Résumé
Enclave au sein des royaumes crépusculaires, abyme est un havre cosmopolite, haut lieu de la diplomatie, une cité phare majestueuse où dangers et guet-apens sont monnaie courante. Pour le farfadet Maspalio, c’est « sa » ville, qu’il connaît à la perfection pour en avoir exploré chaque sombre recoin, pour en avoir inlassablement arpenté chaque travée, place ou canal. Aussi paraît-il le mieux placer pour retrouver un démon qui a échappé aux abysses et rôde désormais dans les ombres. À vrai dire, il n’a pas le choix : Vladitch, un Advocatus diaboli, le tient sous sa coupe. Mais quand de surcroît un assassin se met à décimer ses proches, vivre en abyme se révèle bien périlleux, même pour un ancien prince-voleur…
Mon avis
Voilà quelques années que j’avais lu Abyme (pris par hasard dans une petite bibliothèque, bonne pioche), aussi, quand j’ai vu la superbe réédition de Mnemos, je me suis ruée sur l’occasion, et je ne suis pas déçue.
D’abord parce que l’édition est magnifique. C’est le même coffret que les crépusculaires (ouvrage qui se déroule d’ailleurs dans le même univers, et que j’avais aussi beaucoup aimé), et il est magnifique : beau papier, chapitres ouverts par des lettrines, reliure splendide… (Je déplore juste des oublis de saut de ligne dans la dernière partie, qui rendent parfois confus les changements de points de vue). Bref, si comme moi vous aimez les beaux livres (et adorez les contempler dans une belle bibliothèque), achetez cet ouvrage (et ne traînez pas trop, il est en édition limitée).

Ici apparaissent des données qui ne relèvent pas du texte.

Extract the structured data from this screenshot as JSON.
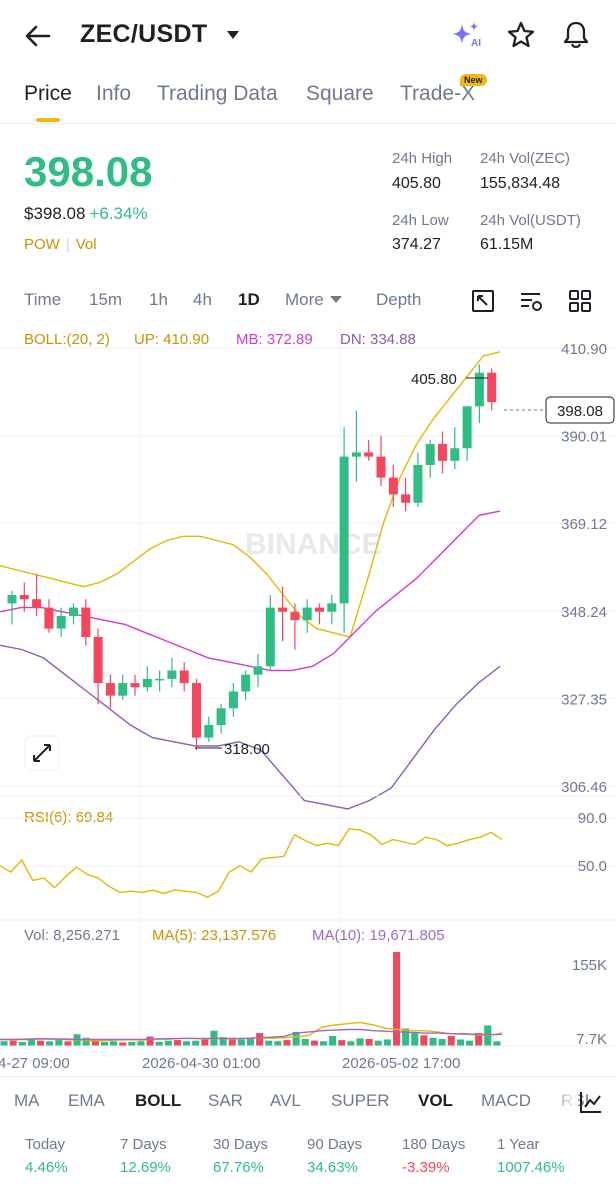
{
  "header": {
    "pair": "ZEC/USDT",
    "ai_badge": "AI"
  },
  "tabs": [
    {
      "label": "Price",
      "active": true
    },
    {
      "label": "Info"
    },
    {
      "label": "Trading Data"
    },
    {
      "label": "Square"
    },
    {
      "label": "Trade-X",
      "badge": "New"
    }
  ],
  "ticker": {
    "last_price": "398.08",
    "fiat_price": "$398.08",
    "change_pct": "+6.34%",
    "tags": [
      "POW",
      "Vol"
    ],
    "high_24h_label": "24h High",
    "high_24h": "405.80",
    "vol_base_label": "24h Vol(ZEC)",
    "vol_base": "155,834.48",
    "low_24h_label": "24h Low",
    "low_24h": "374.27",
    "vol_quote_label": "24h Vol(USDT)",
    "vol_quote": "61.15M"
  },
  "intervals": {
    "items": [
      "Time",
      "15m",
      "1h",
      "4h",
      "1D",
      "More",
      "Depth"
    ],
    "active": "1D"
  },
  "colors": {
    "up": "#2ebd85",
    "down": "#f6465d",
    "boll_up": "#e6b800",
    "boll_mb": "#d13ccf",
    "boll_dn": "#8a5cb8",
    "rsi": "#e6b800",
    "ma5": "#e6b800",
    "ma10": "#9b6bc7",
    "accent": "#f0b90b"
  },
  "chart_data": {
    "type": "candlestick",
    "watermark": "BINANCE",
    "boll": {
      "label": "BOLL:(20, 2)",
      "up": "UP: 410.90",
      "mb": "MB: 372.89",
      "dn": "DN: 334.88"
    },
    "y_ticks": [
      "410.90",
      "390.01",
      "369.12",
      "348.24",
      "327.35",
      "306.46"
    ],
    "y_range": [
      306.46,
      410.9
    ],
    "last_price_tag": "398.08",
    "max_marker": "405.80",
    "min_marker": "318.00",
    "candles": [
      [
        350,
        353,
        345,
        352
      ],
      [
        352,
        355,
        348,
        351
      ],
      [
        351,
        357,
        347,
        349
      ],
      [
        349,
        351,
        343,
        344
      ],
      [
        344,
        349,
        342,
        347
      ],
      [
        347,
        350,
        345,
        349
      ],
      [
        349,
        351,
        340,
        342
      ],
      [
        342,
        344,
        326,
        331
      ],
      [
        331,
        333,
        325,
        328
      ],
      [
        328,
        333,
        327,
        331
      ],
      [
        331,
        333,
        328,
        330
      ],
      [
        330,
        335,
        329,
        332
      ],
      [
        332,
        334,
        329,
        332
      ],
      [
        332,
        337,
        330,
        334
      ],
      [
        334,
        336,
        329,
        331
      ],
      [
        331,
        332,
        315,
        318
      ],
      [
        318,
        323,
        317,
        321
      ],
      [
        321,
        326,
        319,
        325
      ],
      [
        325,
        331,
        323,
        329
      ],
      [
        329,
        334,
        327,
        333
      ],
      [
        333,
        338,
        330,
        335
      ],
      [
        335,
        352,
        334,
        349
      ],
      [
        349,
        354,
        341,
        348
      ],
      [
        348,
        350,
        339,
        346
      ],
      [
        346,
        351,
        343,
        349
      ],
      [
        349,
        350,
        345,
        348
      ],
      [
        348,
        352,
        345,
        350
      ],
      [
        350,
        392,
        343,
        385
      ],
      [
        385,
        396,
        379,
        386
      ],
      [
        386,
        389,
        384,
        385
      ],
      [
        385,
        390,
        378,
        380
      ],
      [
        380,
        383,
        373,
        376
      ],
      [
        376,
        380,
        372,
        374
      ],
      [
        374,
        386,
        373,
        383
      ],
      [
        383,
        389,
        380,
        388
      ],
      [
        388,
        391,
        381,
        384
      ],
      [
        384,
        392,
        382,
        387
      ],
      [
        387,
        397,
        384,
        397
      ],
      [
        397,
        407,
        393,
        405
      ],
      [
        405,
        406,
        396,
        398
      ]
    ],
    "boll_up": [
      359,
      358,
      357,
      356,
      355,
      354,
      355,
      357,
      360,
      363,
      365,
      366,
      366,
      365,
      364,
      361,
      357,
      352,
      347,
      344,
      343,
      342,
      355,
      369,
      380,
      388,
      394,
      399,
      404,
      409,
      410
    ],
    "boll_mb": [
      348,
      349,
      349,
      348,
      347,
      346,
      345,
      343,
      341,
      339,
      337,
      336,
      335,
      334,
      334,
      335,
      338,
      343,
      348,
      352,
      356,
      361,
      366,
      371,
      372
    ],
    "boll_dn": [
      340,
      339,
      337,
      333,
      329,
      325,
      321,
      318,
      317,
      316,
      316,
      317,
      315,
      309,
      303,
      302,
      301,
      303,
      306,
      313,
      320,
      326,
      331,
      335
    ],
    "rsi": {
      "label": "RSI(6): 69.84",
      "ticks": [
        "90.0",
        "50.0"
      ],
      "values": [
        50,
        45,
        55,
        38,
        40,
        32,
        41,
        49,
        43,
        40,
        33,
        28,
        29,
        28,
        30,
        27,
        30,
        29,
        28,
        24,
        29,
        45,
        50,
        45,
        56,
        57,
        58,
        76,
        71,
        67,
        69,
        67,
        81,
        80,
        76,
        68,
        72,
        70,
        68,
        74,
        72,
        67,
        69,
        72,
        74,
        78,
        72
      ]
    },
    "volume": {
      "label": "Vol: 8,256.271",
      "ma5_label": "MA(5): 23,137.576",
      "ma10_label": "MA(10): 19,671.805",
      "ticks": [
        "155K",
        "7.7K"
      ],
      "values": [
        8,
        9,
        7,
        10,
        9,
        8,
        10,
        8,
        20,
        14,
        9,
        7,
        8,
        6,
        7,
        8,
        16,
        7,
        9,
        10,
        8,
        9,
        13,
        26,
        15,
        13,
        11,
        14,
        22,
        9,
        8,
        10,
        24,
        12,
        9,
        8,
        17,
        10,
        8,
        13,
        12,
        9,
        11,
        160,
        30,
        22,
        18,
        14,
        12,
        17,
        11,
        9,
        22,
        35,
        8
      ],
      "ma5": [
        11,
        11,
        12,
        13,
        12,
        11,
        10,
        9,
        9,
        10,
        11,
        10,
        12,
        13,
        13,
        13,
        12,
        13,
        12,
        13,
        14,
        13,
        14,
        16,
        18,
        32,
        36,
        38,
        40,
        36,
        30,
        28,
        26,
        26,
        24,
        21,
        20,
        19,
        18,
        22
      ],
      "ma10": [
        11,
        11,
        11,
        12,
        12,
        12,
        11,
        11,
        11,
        11,
        11,
        11,
        12,
        12,
        13,
        13,
        13,
        13,
        13,
        13,
        14,
        15,
        16,
        22,
        24,
        26,
        27,
        28,
        28,
        26,
        25,
        24,
        23,
        22,
        22,
        21,
        21,
        20,
        19,
        20
      ]
    },
    "x_ticks": [
      "4-27 09:00",
      "2026-04-30 01:00",
      "2026-05-02 17:00"
    ]
  },
  "indicator_tabs": {
    "items": [
      "MA",
      "EMA",
      "BOLL",
      "SAR",
      "AVL",
      "SUPER",
      "VOL",
      "MACD",
      "RSI"
    ],
    "active": [
      "BOLL",
      "VOL"
    ]
  },
  "performance": [
    {
      "label": "Today",
      "value": "4.46%",
      "dir": "pos"
    },
    {
      "label": "7 Days",
      "value": "12.69%",
      "dir": "pos"
    },
    {
      "label": "30 Days",
      "value": "67.76%",
      "dir": "pos"
    },
    {
      "label": "90 Days",
      "value": "34.63%",
      "dir": "pos"
    },
    {
      "label": "180 Days",
      "value": "-3.39%",
      "dir": "neg"
    },
    {
      "label": "1 Year",
      "value": "1007.46%",
      "dir": "pos"
    }
  ]
}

Côté histoire, on suit Maspalio le Farfadet, conjurateur et ancien prince voleur, qui se retrouve forcé de mener ce qui semble au départ une banale enquête, mais qui rapidement révèle des ramifications bien plus complexes. J’ai trouvé que l’intrigue était bien menée : on commence petit, pour embrasser des enjeux plus grands au fur et à mesure que la vérité se révèle. Si parfois on a l’impression que Mathieu Gaborit se perd un peu (notamment avec l’histoire du Double), tous les petits éléments plantés finissent par se rejoindre pour le grand final (notamment le fameux Traité des angles).
On retrouve l’univers des chroniques des crépusculaires, avec ses Danseurs, et ses Accordés qui font une apparition (et ça fait plaisir). Comme pour les Crépusculaires, j’aime beaucoup la poésie et la nostalgie qui se dégagent de ce monde, c’est beau, fragile et sombre à la fois, et pour moi, totalement enchanteur.
Côté écriture, bon ben c’est du Mathieu Gaborit : bien écrit, très fluide, là aussi, très poétique et rechercher sans jamais tomber dans la lourdeur et les effets artificiels.
Le personnage principal est assez attachant, prince voleur à la retraite, farfadet au milieu d’un monde peuplé d’humains, démons, sirènes et autres créatures. Maspalio est un Abymois « de cœur et de pierre », viscéralement attaché à sa cité. À travers ses yeux, on découvre Abyme, et on apprend à aimer cette ville.
À côté de lui gravitent un essaim de personnages plus ou moins développés. J’avoue que j’aurais aimé en savoir plus sur un certain nombre d’entre eux, notamment sur l’Opalin, que j’ai trouvé très intrigant.
Mais au final, le personnage le plus fascinant, c’est la ville en elle-même : Abyme, ville crépusculaire et secrète, avec ces lacis de rues, ses palais, sa foule cosmopolite. Abyme semble réellement vivante, une entité que révèrent ses habitants et à qui ils se remettent. C’est une ville que j’ai eu envie de visiter, et donc, ce roman achevé, je vais me plonger dans le Guide d’Abyme de ce pas.
En conclusion : un univers sombre et poétique, une écriture ciselée pour une histoire envoûtante.